INTRODUCTION
Contexte et Justification de l’évaluation Les Hauts-Plateaux d’Itombwe sont le théâtre d’affrontements à répétition qui trouvent leur origine dans le conflit intercommunautaire qui oppose les Banyamulenge et la coalition Bafuliru-Babembe-Banyindu. De nombreuses violations sont enregistrées depuis le début de ce conflit (incendies de maisons, pillages de bétail, enlèvements, extorsions de biens et atteintes à l’intégrité physique (coups et blessures, meurtres)). Cette situation de violence et les violations qui s’en suivent contraignent les populations au déplacement. Depuis le début du conflit, la majorité des déplacés d’Itombwe se dirige vers Fizi centre et ses environs. Les chiffres actuels font état de 77 212 personnes déplacées (IDPs)sur ces axes.. Ce nombre important de personnes déplacées attire en effet l’attention des autorités publiques et des acteurs humanitaires, ignorant que certains déplacés, même minoritaires, se dirigent vers d’autres zones situées dans le territoire de Mwenga ; notamment sur les axes Mulombozi (Groupement de Basimwenda 1), Bionga (Groupement de Basikamagulu), et Kitutu (Chefferie de Wamuzimu), qui accueillent environ 1 250 personnes (230 ménages). Pour que ces personnes ne soient pas les laissées-pour- compte de la planification de l’assistance humanitaire, il a été jugé important de mener une évaluation de leurs besoins de protection.

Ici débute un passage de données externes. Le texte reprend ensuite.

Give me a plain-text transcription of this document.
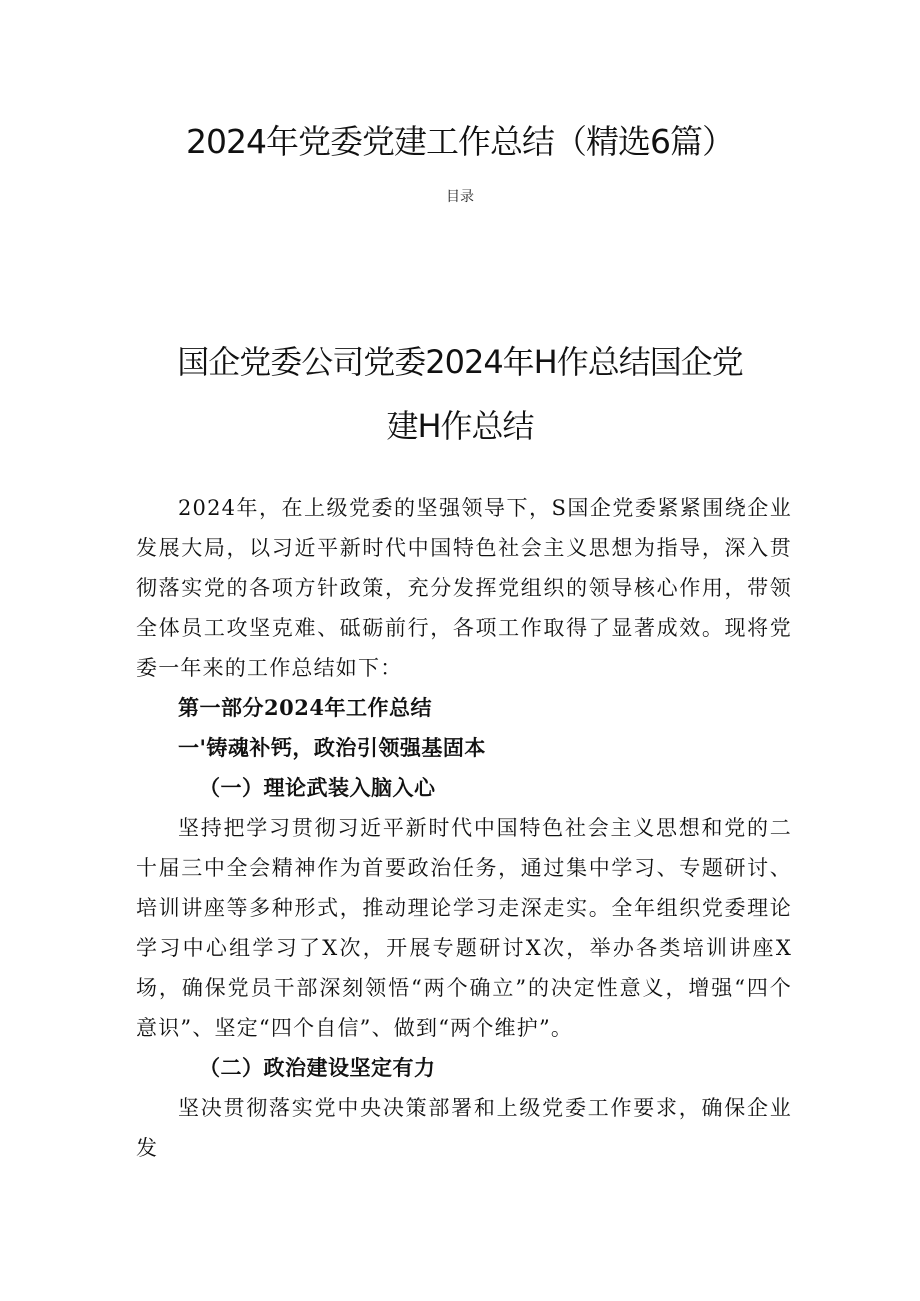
2024年党委党建工作总结（精选6篇）
目录
国企党委公司党委2024年H作总结国企党
建H作总结

2024年，在上级党委的坚强领导下，S国企党委紧紧围绕企业发展大局，以习近平新时代中国特色社会主义思想为指导，深入贯彻落实党的各项方针政策，充分发挥党组织的领导核心作用，带领全体员工攻坚克难、砥砺前行，各项工作取得了显著成效。现将党委一年来的工作总结如下：

第一部分2024年工作总结

一'铸魂补钙，政治引领强基固本

（一）理论武装入脑入心

坚持把学习贯彻习近平新时代中国特色社会主义思想和党的二十届三中全会精神作为首要政治任务，通过集中学习、专题研讨、培训讲座等多种形式，推动理论学习走深走实。全年组织党委理论学习中心组学习了X次，开展专题研讨X次，举办各类培训讲座X场，确保党员干部深刻领悟“两个确立”的决定性意义，增强“四个意识”、坚定“四个自信”、做到“两个维护”。

（二）政治建设坚定有力

坚决贯彻落实党中央决策部署和上级党委工作要求，确保企业发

C’est ainsi que du 15 au 20 octobre 2019, une équipe constituée de membres actifs du Cluster Protection du CRIO Centre-Est et d’un représentant de la Division Provinciale des Actions Humanitaires et Solidarité Nationale (DIVAH) a été dépêchée sur les axes sus mentionnés.
Méthodologie appliquée pour l’évaluation
Pour cette mission, la fiche d’évaluation générale de protection a été utilisée comme outil de collecte de données. Sur l’aspect pratique, l’équipe a eu recours à différentes méthodes, alliant à la fois interviews individuelles, échanges dans le cadre de focus groups et observation directe.
En ce qui concerne les interviews individuelles, les autorités locales (Administration territorial, Chefferies, FARDC, PNC, DGM) ; la société civile, ainsi que les leaders communautaires et les représentants de trois associations locales (Coopérative Agricole de Mwenga (COAM) ;
Alternatives ménages, nature et marchés (AMEN-asbl) ; Conseil agricole rural de gestion (CARG)), ont été ciblés.
Concernant les échanges dans le cadre des focus groups, des groupes ont été constitués suivant l’approche basée sur l’âge, le genre et la diversité (AGD), avec un accent sur les personnes vivant avec handicap, prenant en compte la situation particulière des personnes déplacés et celle des communautés d’accueil.